4. International Organization for Standardization. ISO 9000:2015: Quality Management Systems — Fundamentals and Vocabulary. 4th ed., 2015. https://www.iso.org/standard/45481.html
5. FDA — Computer Software Assurance for Production and Quality System Software (Final Guidance, September 24, 2025). https://www.fda.gov/regulatory-information/search-fda-guidance-documents/computer-software-assurance-production-and-quality-system-software
6. FDA — Data Integrity and Compliance With Drug CGMP: Questions and Answers (Final Guidance, December 13, 2018). https://www.fda.gov/regulatory-information/search-fda-guidance-documents/data-integrity-and-compliance-drug-cgmp-questions-and-answers
7. eCFR — 21 CFR Part 11: Electronic Records; Electronic Signatures. https://www.ecfr.gov/current/title-21/chapter-I/subchapter-A/part-11
8. ICH Q8(R2) — Pharmaceutical Development. International Council for Harmonisation, 2009.

Transparency Statement

This article was developed with the assistance of AI tools for research and drafting. The author has reviewed, edited, and takes full responsibility for all content.

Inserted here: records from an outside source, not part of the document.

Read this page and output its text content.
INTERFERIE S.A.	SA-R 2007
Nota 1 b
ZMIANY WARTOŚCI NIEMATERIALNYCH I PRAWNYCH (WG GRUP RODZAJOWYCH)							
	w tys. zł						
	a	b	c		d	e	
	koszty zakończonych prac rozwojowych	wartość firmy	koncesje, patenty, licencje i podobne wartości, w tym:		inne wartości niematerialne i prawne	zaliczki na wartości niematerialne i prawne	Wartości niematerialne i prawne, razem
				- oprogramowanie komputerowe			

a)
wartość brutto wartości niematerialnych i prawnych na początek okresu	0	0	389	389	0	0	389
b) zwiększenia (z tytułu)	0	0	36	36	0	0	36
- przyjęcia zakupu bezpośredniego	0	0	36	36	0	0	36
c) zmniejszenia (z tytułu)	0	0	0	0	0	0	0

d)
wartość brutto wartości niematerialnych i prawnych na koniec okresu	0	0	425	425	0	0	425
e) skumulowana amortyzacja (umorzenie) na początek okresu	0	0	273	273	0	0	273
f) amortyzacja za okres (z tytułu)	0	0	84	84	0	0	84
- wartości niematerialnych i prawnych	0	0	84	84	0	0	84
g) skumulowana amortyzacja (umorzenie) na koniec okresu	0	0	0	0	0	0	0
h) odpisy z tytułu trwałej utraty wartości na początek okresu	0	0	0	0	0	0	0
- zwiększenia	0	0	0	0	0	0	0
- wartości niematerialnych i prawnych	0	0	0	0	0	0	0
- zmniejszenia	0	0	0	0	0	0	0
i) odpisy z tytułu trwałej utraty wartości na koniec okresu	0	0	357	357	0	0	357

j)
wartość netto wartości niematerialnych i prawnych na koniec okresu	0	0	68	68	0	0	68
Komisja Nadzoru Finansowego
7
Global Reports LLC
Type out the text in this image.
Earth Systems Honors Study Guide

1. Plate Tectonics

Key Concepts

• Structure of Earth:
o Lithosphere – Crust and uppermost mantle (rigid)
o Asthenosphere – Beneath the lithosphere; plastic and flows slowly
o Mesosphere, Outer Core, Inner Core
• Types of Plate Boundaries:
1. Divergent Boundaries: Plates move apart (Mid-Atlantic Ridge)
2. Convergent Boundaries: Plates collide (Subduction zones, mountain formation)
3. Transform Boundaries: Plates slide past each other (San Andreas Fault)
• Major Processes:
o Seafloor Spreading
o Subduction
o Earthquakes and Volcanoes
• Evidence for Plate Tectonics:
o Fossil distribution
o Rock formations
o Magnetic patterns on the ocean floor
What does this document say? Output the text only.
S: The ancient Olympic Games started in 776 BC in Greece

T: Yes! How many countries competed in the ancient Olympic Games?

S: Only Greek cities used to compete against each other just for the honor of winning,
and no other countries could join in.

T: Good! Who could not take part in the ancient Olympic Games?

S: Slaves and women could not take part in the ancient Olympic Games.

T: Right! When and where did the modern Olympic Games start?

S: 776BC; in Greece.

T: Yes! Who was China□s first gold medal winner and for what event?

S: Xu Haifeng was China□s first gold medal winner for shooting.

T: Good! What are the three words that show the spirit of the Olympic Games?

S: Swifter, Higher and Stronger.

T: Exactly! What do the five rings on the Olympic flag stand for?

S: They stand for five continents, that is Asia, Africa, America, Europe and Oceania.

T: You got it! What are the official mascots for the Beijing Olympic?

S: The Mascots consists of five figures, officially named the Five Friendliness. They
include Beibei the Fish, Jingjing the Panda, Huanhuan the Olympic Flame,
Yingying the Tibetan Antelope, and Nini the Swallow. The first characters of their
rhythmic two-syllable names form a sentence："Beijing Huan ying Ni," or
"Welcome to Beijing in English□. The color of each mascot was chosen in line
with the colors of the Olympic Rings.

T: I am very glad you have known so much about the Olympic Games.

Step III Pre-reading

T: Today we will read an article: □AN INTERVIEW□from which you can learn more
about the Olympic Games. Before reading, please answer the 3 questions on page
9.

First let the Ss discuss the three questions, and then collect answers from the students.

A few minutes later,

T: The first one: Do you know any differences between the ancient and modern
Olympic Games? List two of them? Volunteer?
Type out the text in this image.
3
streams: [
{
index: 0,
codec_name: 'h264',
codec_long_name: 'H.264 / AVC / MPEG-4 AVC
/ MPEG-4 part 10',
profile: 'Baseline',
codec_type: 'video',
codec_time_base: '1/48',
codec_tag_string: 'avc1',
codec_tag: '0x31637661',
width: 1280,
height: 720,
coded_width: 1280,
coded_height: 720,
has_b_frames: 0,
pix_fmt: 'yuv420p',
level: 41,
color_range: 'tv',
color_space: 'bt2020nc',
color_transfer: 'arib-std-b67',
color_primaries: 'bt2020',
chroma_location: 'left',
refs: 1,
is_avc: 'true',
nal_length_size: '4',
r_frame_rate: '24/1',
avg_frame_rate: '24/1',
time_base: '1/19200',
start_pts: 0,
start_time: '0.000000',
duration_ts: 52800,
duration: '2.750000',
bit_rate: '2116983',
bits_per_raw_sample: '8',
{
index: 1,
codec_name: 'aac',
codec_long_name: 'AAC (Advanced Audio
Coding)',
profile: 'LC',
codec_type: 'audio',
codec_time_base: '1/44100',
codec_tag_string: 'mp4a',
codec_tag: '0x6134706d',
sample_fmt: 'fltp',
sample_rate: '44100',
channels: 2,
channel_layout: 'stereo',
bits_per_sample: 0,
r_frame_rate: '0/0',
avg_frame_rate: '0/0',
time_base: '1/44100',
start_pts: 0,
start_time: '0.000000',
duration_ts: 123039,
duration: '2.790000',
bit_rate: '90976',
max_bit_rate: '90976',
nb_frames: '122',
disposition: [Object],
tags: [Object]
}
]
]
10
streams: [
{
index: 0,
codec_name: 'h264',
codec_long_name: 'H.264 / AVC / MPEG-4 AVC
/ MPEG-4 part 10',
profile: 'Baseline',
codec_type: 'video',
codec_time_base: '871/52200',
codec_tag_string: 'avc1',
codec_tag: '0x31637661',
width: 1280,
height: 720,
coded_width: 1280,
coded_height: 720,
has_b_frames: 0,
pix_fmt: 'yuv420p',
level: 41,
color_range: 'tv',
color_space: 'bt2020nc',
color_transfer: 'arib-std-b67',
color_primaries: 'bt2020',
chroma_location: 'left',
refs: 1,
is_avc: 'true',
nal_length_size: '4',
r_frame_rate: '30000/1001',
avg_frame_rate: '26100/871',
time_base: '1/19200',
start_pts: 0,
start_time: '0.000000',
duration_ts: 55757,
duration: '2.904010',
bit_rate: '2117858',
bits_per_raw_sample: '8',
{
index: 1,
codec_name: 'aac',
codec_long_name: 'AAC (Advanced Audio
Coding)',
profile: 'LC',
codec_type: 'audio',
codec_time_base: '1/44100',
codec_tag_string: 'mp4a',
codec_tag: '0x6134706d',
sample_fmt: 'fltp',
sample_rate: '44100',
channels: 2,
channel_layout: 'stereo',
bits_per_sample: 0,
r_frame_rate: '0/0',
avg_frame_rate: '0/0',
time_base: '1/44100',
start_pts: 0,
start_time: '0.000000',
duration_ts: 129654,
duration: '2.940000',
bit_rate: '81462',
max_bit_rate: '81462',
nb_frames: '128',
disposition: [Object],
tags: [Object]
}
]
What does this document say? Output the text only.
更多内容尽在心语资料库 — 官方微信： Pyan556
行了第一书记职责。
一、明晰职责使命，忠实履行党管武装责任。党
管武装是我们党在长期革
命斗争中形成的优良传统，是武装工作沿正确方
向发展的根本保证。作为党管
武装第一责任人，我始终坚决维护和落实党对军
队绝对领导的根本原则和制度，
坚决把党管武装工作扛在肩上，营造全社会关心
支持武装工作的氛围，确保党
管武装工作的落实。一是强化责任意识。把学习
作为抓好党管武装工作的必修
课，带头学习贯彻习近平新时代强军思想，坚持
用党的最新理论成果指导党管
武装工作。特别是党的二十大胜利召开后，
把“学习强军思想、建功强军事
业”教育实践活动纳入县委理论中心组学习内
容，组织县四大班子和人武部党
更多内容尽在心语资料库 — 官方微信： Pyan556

Regulatory and Compliance Disclaimer

This article is provided for informational and educational purposes only and does not constitute regulatory guidance, legal advice, or an official interpretation of applicable laws, regulations, or guidance documents. Organizations remain solely responsible for determining regulatory applicability and compliance.

About the Author:

Ricardo Torres-Rivera, PMP, is the CEO and president of Xevalics Consulting, LLC, a Minneapolis-based firm specializing in computer systems validation (CSV), computer software assurance (CSA), data integrity, GLP compliance, and project management for regulated life sciences organizations. He chairs the SQA CVIC Steering Committee and the CVIC AI Subcommittee and is a recognized speaker and instructor in the quality and compliance community.